= The Bumpkin Billionaires =

British comic strip

The Bumpkin Billionaires was a British humoristic comic strip which ran from 1974 until 2000. It was drawn by Mike Lacey throughout except for the last years in Whizzer and Chips by Jim Hanson.

==Concept==
The main characters in the story were a family of four country yokels — "Ma" and "Pa" and their children Billy and Daisy — who had come into a great deal of money (possibly inspired by The Beverly Hillbillies). As the saying goes, however, "money does not bring happiness" and this particular family saw their wealth as more of a curse than a blessing. They aspired to returning to the simple life of paupers and were desperate to get rid of their money. Thus they would come up with an endless number of "get-poor-quick schemes", much to the distress of their long-suffering bank manager.

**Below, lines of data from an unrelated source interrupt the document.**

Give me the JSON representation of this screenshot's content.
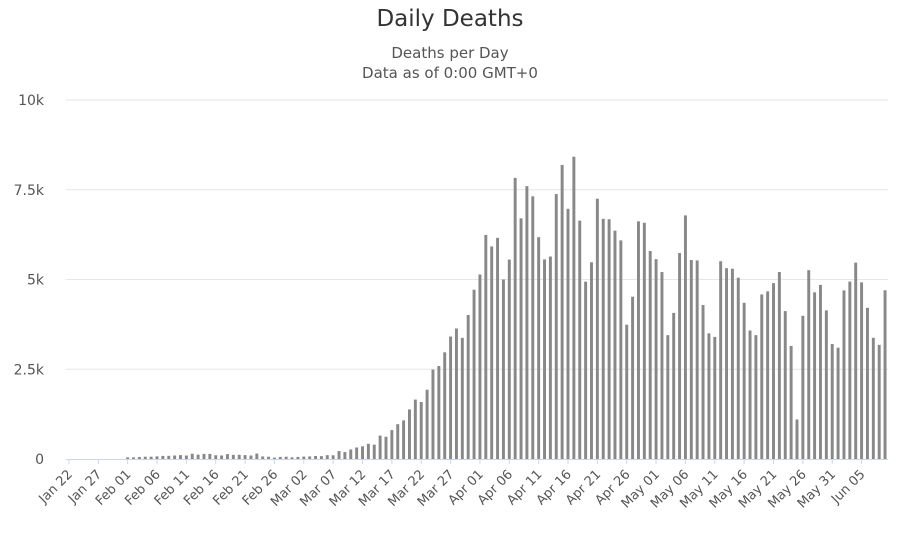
{
  "chart_data": {
    "type": "bar",
    "title": "Daily Deaths",
    "subtitles": [
      "Deaths per Day",
      "Data as of 0:00 GMT+0"
    ],
    "xlabel": "",
    "ylabel": "",
    "ylim": [
      0,
      10000
    ],
    "yticks": [
      0,
      2500,
      5000,
      7500,
      10000
    ],
    "ytick_labels": [
      "0",
      "2.5k",
      "5k",
      "7.5k",
      "10k"
    ],
    "xtick_labels": [
      "Jan 22",
      "Jan 27",
      "Feb 01",
      "Feb 06",
      "Feb 11",
      "Feb 16",
      "Feb 21",
      "Feb 26",
      "Mar 02",
      "Mar 07",
      "Mar 12",
      "Mar 17",
      "Mar 22",
      "Mar 27",
      "Apr 01",
      "Apr 06",
      "Apr 11",
      "Apr 16",
      "Apr 21",
      "Apr 26",
      "May 01",
      "May 06",
      "May 11",
      "May 16",
      "May 21",
      "May 26",
      "May 31",
      "Jun 05"
    ],
    "tick_every": 5,
    "grid": true,
    "bar_color": "#888888",
    "categories": [
      "Jan 22",
      "Jan 23",
      "Jan 24",
      "Jan 25",
      "Jan 26",
      "Jan 27",
      "Jan 28",
      "Jan 29",
      "Jan 30",
      "Jan 31",
      "Feb 01",
      "Feb 02",
      "Feb 03",
      "Feb 04",
      "Feb 05",
      "Feb 06",
      "Feb 07",
      "Feb 08",
      "Feb 09",
      "Feb 10",
      "Feb 11",
      "Feb 12",
      "Feb 13",
      "Feb 14",
      "Feb 15",
      "Feb 16",
      "Feb 17",
      "Feb 18",
      "Feb 19",
      "Feb 20",
      "Feb 21",
      "Feb 22",
      "Feb 23",
      "Feb 24",
      "Feb 25",
      "Feb 26",
      "Feb 27",
      "Feb 28",
      "Feb 29",
      "Mar 01",
      "Mar 02",
      "Mar 03",
      "Mar 04",
      "Mar 05",
      "Mar 06",
      "Mar 07",
      "Mar 08",
      "Mar 09",
      "Mar 10",
      "Mar 11",
      "Mar 12",
      "Mar 13",
      "Mar 14",
      "Mar 15",
      "Mar 16",
      "Mar 17",
      "Mar 18",
      "Mar 19",
      "Mar 20",
      "Mar 21",
      "Mar 22",
      "Mar 23",
      "Mar 24",
      "Mar 25",
      "Mar 26",
      "Mar 27",
      "Mar 28",
      "Mar 29",
      "Mar 30",
      "Mar 31",
      "Apr 01",
      "Apr 02",
      "Apr 03",
      "Apr 04",
      "Apr 05",
      "Apr 06",
      "Apr 07",
      "Apr 08",
      "Apr 09",
      "Apr 10",
      "Apr 11",
      "Apr 12",
      "Apr 13",
      "Apr 14",
      "Apr 15",
      "Apr 16",
      "Apr 17",
      "Apr 18",
      "Apr 19",
      "Apr 20",
      "Apr 21",
      "Apr 22",
      "Apr 23",
      "Apr 24",
      "Apr 25",
      "Apr 26",
      "Apr 27",
      "Apr 28",
      "Apr 29",
      "Apr 30",
      "May 01",
      "May 02",
      "May 03",
      "May 04",
      "May 05",
      "May 06",
      "May 07",
      "May 08",
      "May 09",
      "May 10",
      "May 11",
      "May 12",
      "May 13",
      "May 14",
      "May 15",
      "May 16",
      "May 17",
      "May 18",
      "May 19",
      "May 20",
      "May 21",
      "May 22",
      "May 23",
      "May 24",
      "May 25",
      "May 26",
      "May 27",
      "May 28",
      "May 29",
      "May 30",
      "May 31",
      "Jun 01",
      "Jun 02",
      "Jun 03",
      "Jun 04",
      "Jun 05",
      "Jun 06",
      "Jun 07",
      "Jun 08",
      "Jun 09"
    ],
    "values": [
      0,
      0,
      0,
      0,
      0,
      0,
      0,
      0,
      0,
      0,
      46,
      45,
      57,
      64,
      65,
      73,
      86,
      89,
      97,
      108,
      97,
      146,
      121,
      143,
      142,
      105,
      98,
      136,
      114,
      118,
      109,
      97,
      150,
      71,
      64,
      37,
      58,
      64,
      47,
      58,
      67,
      72,
      84,
      80,
      107,
      103,
      221,
      193,
      265,
      321,
      353,
      423,
      400,
      652,
      620,
      805,
      970,
      1076,
      1381,
      1655,
      1587,
      1929,
      2491,
      2590,
      2971,
      3411,
      3634,
      3375,
      4011,
      4716,
      5140,
      6240,
      5920,
      6160,
      5001,
      5555,
      7831,
      6704,
      7600,
      7317,
      6180,
      5560,
      5640,
      7380,
      8190,
      6970,
      8420,
      6640,
      4940,
      5480,
      7250,
      6690,
      6678,
      6360,
      6090,
      3740,
      4520,
      6620,
      6580,
      5794,
      5567,
      5208,
      3450,
      4070,
      5736,
      6786,
      5542,
      5532,
      4288,
      3500,
      3400,
      5510,
      5314,
      5300,
      5050,
      4350,
      3580,
      3450,
      4584,
      4670,
      4900,
      5210,
      4120,
      3150,
      1100,
      3990,
      5260,
      4643,
      4850,
      4140,
      3202,
      3100,
      4696,
      4942,
      5470,
      4920,
      4212,
      3376,
      3180,
      4700
    ]
  }
}
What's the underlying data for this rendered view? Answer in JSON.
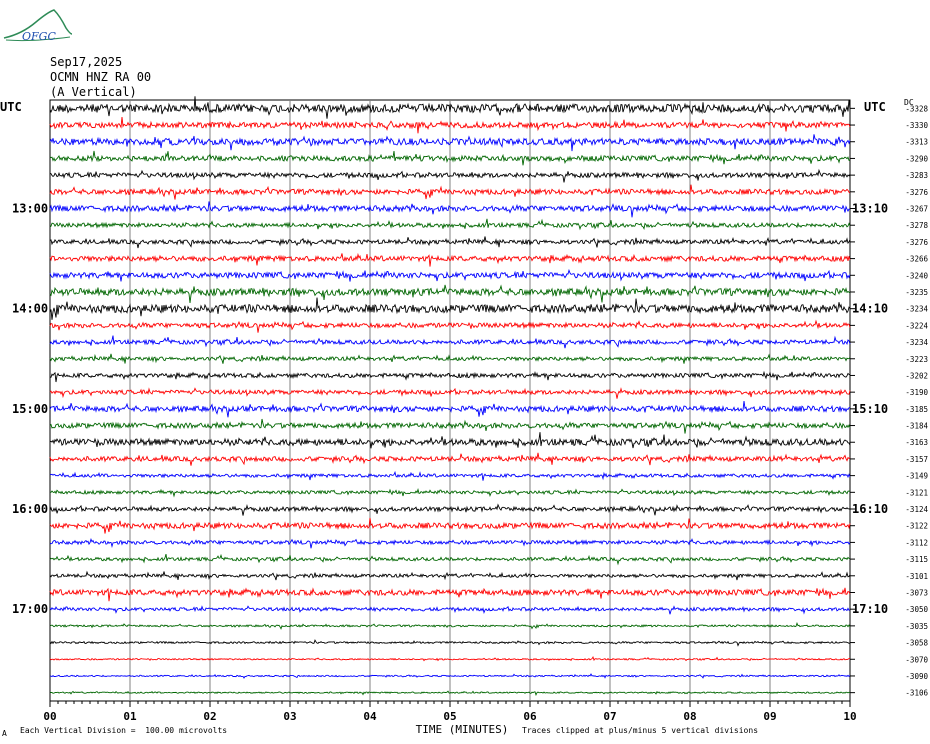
{
  "header": {
    "logo_text": "OFGC",
    "date": "Sep17,2025",
    "station": "OCMN HNZ RA 00",
    "component": "(A Vertical)",
    "left_tz": "UTC",
    "right_tz": "UTC",
    "dc_label": "DC"
  },
  "footer": {
    "vertical_division": "Each Vertical Division =  100.00 microvolts",
    "clip_note": "Traces clipped at plus/minus 5 vertical divisions",
    "marker": "A"
  },
  "colors": {
    "cycle": [
      "#000000",
      "#ff0000",
      "#0000ff",
      "#006600"
    ],
    "grid": "#808080"
  },
  "chart_data": {
    "type": "line",
    "title": "OCMN HNZ RA 00 (A Vertical) Sep17,2025",
    "xlabel": "TIME (MINUTES)",
    "xlim": [
      0,
      10
    ],
    "x_ticks": [
      "00",
      "01",
      "02",
      "03",
      "04",
      "05",
      "06",
      "07",
      "08",
      "09",
      "10"
    ],
    "rows": 36,
    "rows_per_hour": 6,
    "left_time_labels": [
      {
        "row": 6,
        "label": "13:00"
      },
      {
        "row": 12,
        "label": "14:00"
      },
      {
        "row": 18,
        "label": "15:00"
      },
      {
        "row": 24,
        "label": "16:00"
      },
      {
        "row": 30,
        "label": "17:00"
      }
    ],
    "right_time_labels": [
      {
        "row": 6,
        "label": "13:10"
      },
      {
        "row": 12,
        "label": "14:10"
      },
      {
        "row": 18,
        "label": "15:10"
      },
      {
        "row": 24,
        "label": "16:10"
      },
      {
        "row": 30,
        "label": "17:10"
      }
    ],
    "dc_offsets": [
      -3328,
      -3330,
      -3313,
      -3290,
      -3283,
      -3276,
      -3267,
      -3278,
      -3276,
      -3266,
      -3240,
      -3235,
      -3234,
      -3224,
      -3234,
      -3223,
      -3202,
      -3190,
      -3185,
      -3184,
      -3163,
      -3157,
      -3149,
      -3121,
      -3124,
      -3122,
      -3112,
      -3115,
      -3101,
      -3073,
      -3050,
      -3035,
      -3058,
      -3070,
      -3090,
      -3106
    ],
    "amplitude": [
      0.9,
      0.6,
      0.7,
      0.55,
      0.5,
      0.55,
      0.6,
      0.45,
      0.45,
      0.55,
      0.6,
      0.75,
      0.85,
      0.5,
      0.45,
      0.4,
      0.45,
      0.45,
      0.6,
      0.55,
      0.7,
      0.5,
      0.35,
      0.35,
      0.45,
      0.6,
      0.4,
      0.35,
      0.35,
      0.6,
      0.35,
      0.2,
      0.2,
      0.15,
      0.15,
      0.15
    ]
  }
}
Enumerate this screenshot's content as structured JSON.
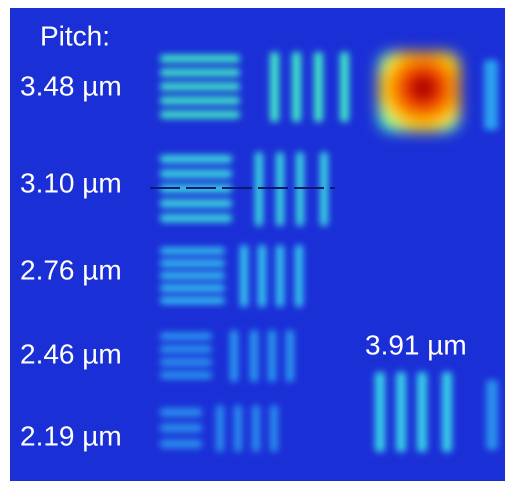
{
  "labels": {
    "pitch_heading": "Pitch:",
    "pitches": [
      "3.48 µm",
      "3.10 µm",
      "2.76 µm",
      "2.46 µm",
      "2.19 µm"
    ],
    "extra": "3.91 µm"
  }
}
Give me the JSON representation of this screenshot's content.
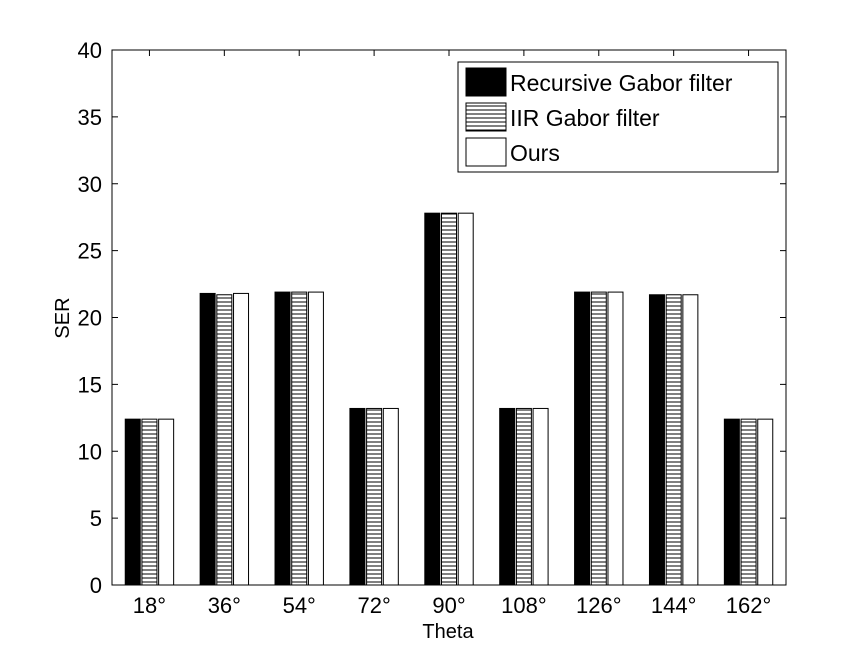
{
  "chart_data": {
    "type": "bar",
    "title": "",
    "xlabel": "Theta",
    "ylabel": "SER",
    "ylim": [
      0,
      40
    ],
    "yticks": [
      "0",
      "5",
      "10",
      "15",
      "20",
      "25",
      "30",
      "35",
      "40"
    ],
    "categories": [
      "18°",
      "36°",
      "54°",
      "72°",
      "90°",
      "108°",
      "126°",
      "144°",
      "162°"
    ],
    "series": [
      {
        "name": "Recursive Gabor filter",
        "values": [
          12.4,
          21.8,
          21.9,
          13.2,
          27.8,
          13.2,
          21.9,
          21.7,
          12.4
        ]
      },
      {
        "name": "IIR Gabor filter",
        "values": [
          12.4,
          21.7,
          21.9,
          13.2,
          27.8,
          13.2,
          21.9,
          21.7,
          12.4
        ]
      },
      {
        "name": "Ours",
        "values": [
          12.4,
          21.8,
          21.9,
          13.2,
          27.8,
          13.2,
          21.9,
          21.7,
          12.4
        ]
      }
    ],
    "series_styles": [
      "solid-black",
      "horizontal-hatch",
      "white"
    ],
    "grid": false,
    "legend_position": "top-right"
  }
}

The stories usually ended with the Bumpkins' plans backfiring, leaving them either as well off as they were before or even more wealthy, much to the delight of the bank manager.

==History==
It originally debuted in the UK comic Whoopee! in issue 1, dated 9 March 1974. When Whoopee! merged with Whizzer and Chips in 1985, the strip went with it, becoming part of the Whizzer section. Likewise, when Whizzer and Chips merged with Buster in 1990, the strip continued there. It remained in Buster until the comic's last issue at the beginning of 2000, though, as with all other strips by this time, it had by now become a reprint.